Is this simply an exercise in smoke and mirrors to obscure the fact that the province has not only neglected to plan for an obvious need but has yet to develop a realistic plan to address it?
Rod B. Taylor Georgetown, Ont.
Bold idea I
Re Sale of Warren Buffett Portrait Will Benefit Girls Inc. (Aug. 31): I was disappointed that one of Warren Buffett’s favourite charities, Girls Inc., wasn’t given a description in this article. I would think that many Globe readers would be interested in the purpose of a charity that Mr. Buffett supports. Looking it up, I found that it is an advocacy group that encourages all girls to be “strong, smart and bold.” Good for him.

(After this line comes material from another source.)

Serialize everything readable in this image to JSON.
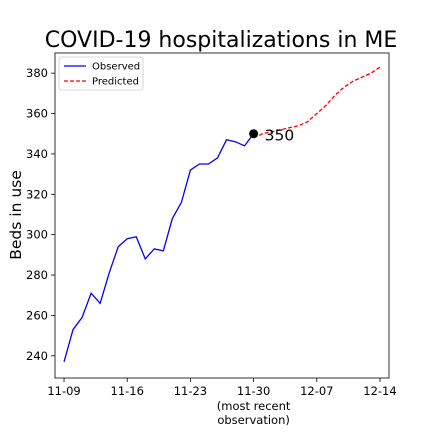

Linda Lumsden Peterborough, Ont.
Bold idea II
Re TMU’s Renaming Of Athletics Teams To “the Bold” Is Ludicrous (Sports, Sept. 1): The most interesting thing about Toronto Metropolitan University changing their name to “Bold” was Cathal Kelly not saying (in the print version) what the previous name was, therefore making us all suspect that it must have been something so notorious as to require them to borrow the name of a laundry detergent in order to scrub away that past.
Nope, it was “Rams.”
The folks at Procter and Gamble must be doing high fives over this new unintended marketing coup.
Brett Kelly Dunnville, Ont.
Some time ago Cathal Kelly quipped that he didn’t understand why teams needed a “nickname” at all, their geographical location would suffice and we could avoid the “wonderful farce” we are now enjoying in trying to fit the perfect moniker on a sports team. Having said that, I believe the best sports team name (at least in the professional world) is the Detroit Pistons – power, energy and a nod to the heritage of their city. Doesn’t get any better.
Robert Milan Victoria, B.C.
I’ve always thought that Toronto Metropolitan University’s sports teams should be named the “Cosmopolitans” or “Cosmos” for short. Metropolitan is good, cosmopolitan is even better. Not only would it reflect a worthy concept, it would also honour the great Canadian journalist and visionary Amor De Cosmos.
Alternatively, perhaps a name could be derived from their new mascot, the falcon. The obvious name, “Raptors,” is already taken but since falcons have very good eyesight, perhaps the teams could be called the TMU “Visionaries.”